WASHINGTON -- For the first time in John Thompson III's six seasons as coach, Georgetown had six players in double figures on Saturday.

The Hoyas' hard-to-please coach still needs convincing they're ready for bigger challenges.

After Georgetown (No. 19 ESPN/USA Today, No. 18 AP) defeated Lafayette 97-64, Thompson spent an especially long time poring over the stat sheet. He had plenty to read about.

Jason Clark had a career-high 19 points, Hollis Thompson had 16 and Chris Wright added 14 for the Hoyas (4-0). Greg Monroe had 13 points, nine rebounds and six assists, Austin Freeman scored 12 and Julian Vaughn finished with 11 points.

"I don't go into a game saying: 'We need four, five, six guys in double figures,' " Thompson said. "We have a bunch of guys in that locker room that can score points. Who scores the points is irrelevant to this group."

Lafayette coach Fran O'Hanlon's team hadn't faced a ranked team since February 2006, and his team doesn't regularly face one with the array of skills that Monroe and his teammates have.

"In my mind, they're a top-20 team. Are they a top-10 team? That's to be decided," O'Hanlon said. "Any time you have a guy like Monroe, you always have a chance."

Thompson is proud of the large number of Georgetown players who have become excellent NBA players. He compared Clark with Allen Iverson, who played two years for his father.

"For his whole career, everyone talked about, 'He's too little, he's going to wear down.' He hasn't yet," Thompson said. "They're both scrawny little kids, but they haven't worn down."
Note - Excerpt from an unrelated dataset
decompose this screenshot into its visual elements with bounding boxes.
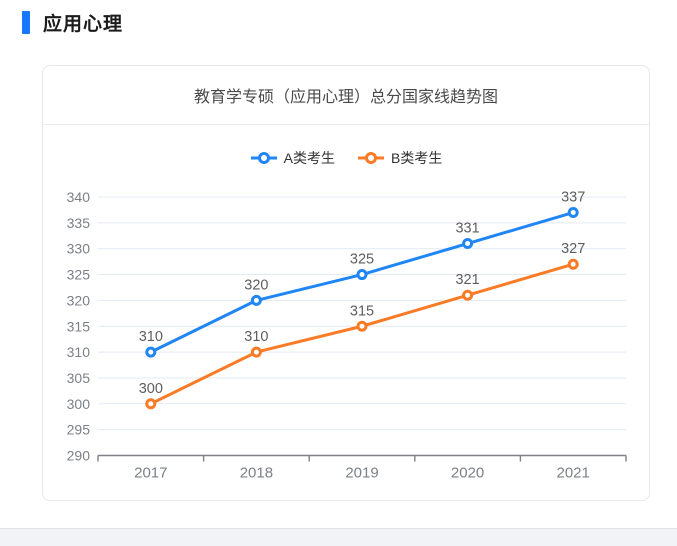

Clark, who is listed at 6-foot-2, 170 pounds, admits that Georgetown practices are sometimes harder than games.

"I take a lot of hits. They beat me up in practice. I don't have a lot of concerns about wearing down," Clark said. "[Iverson] plays hard the whole game, and that's what I try and do."
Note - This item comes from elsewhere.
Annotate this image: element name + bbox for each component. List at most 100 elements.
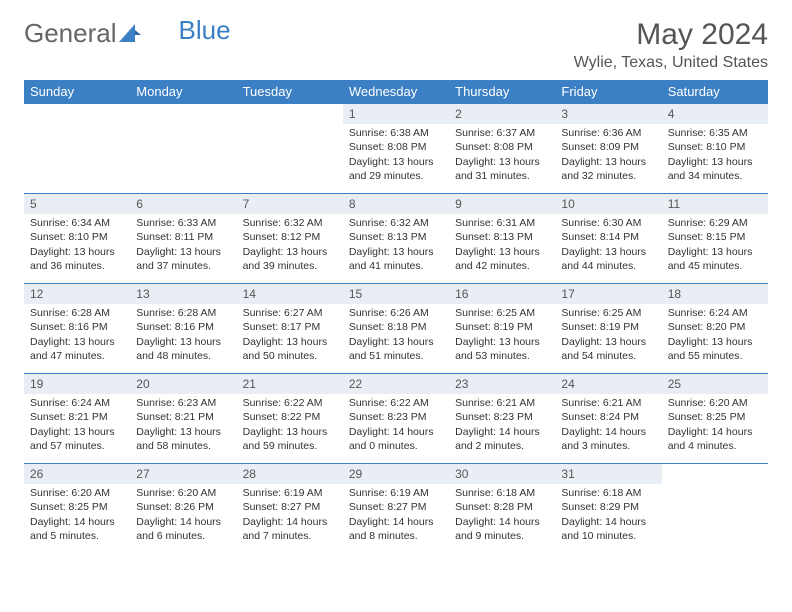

Hollis Thompson, who had just a single field goal in Georgetown's first three games, hit all six shots he attempted -- four of them 3-pointers.

The Leopards (4-2) were led by Jared Mintz' 16 points. Jim Mower had 12.

The Hoyas led throughout the game, but Lafayette trailed just 25-23 with 8:41 to play in the first half. Then Georgetown, led by Monroe's seven points, closed the half with a 20-6 run to lead 45-31 at the break.

Georgetown had held its first three opponents to an average of 49 points, and while it wasn't that stingy, it still forced Lafayette into 11 first-half turnovers.

The Hoyas came out quickly in the second half, outscoring the Leopards 12-1 for a 57-32 lead with 17:28 to play. The highlight was a steal by the 6-foot-11 Monroe, who dribbled three-quarters of the court for a pretty left-handed layup.

Clark had six points in the first half, but hit three 3-pointers in the first eight minutes of the second. The outcome was never really in doubt after that, unlike the Hoyas' other home game, when they escaped with a 46-45 win over Temple on Nov. 17.

Even though Georgetown built a 25-point lead early in the second half, pesky Lafayette managed to avoid embarrassment by scoring six straight points. They kept firing 3-pointers, although they missed nine of their 12 attempts in the second half.

The Leopards, who were playing the Hoyas for the first time in 30 years, hit five of seven from 3-point range in the first 10 minutes of the game.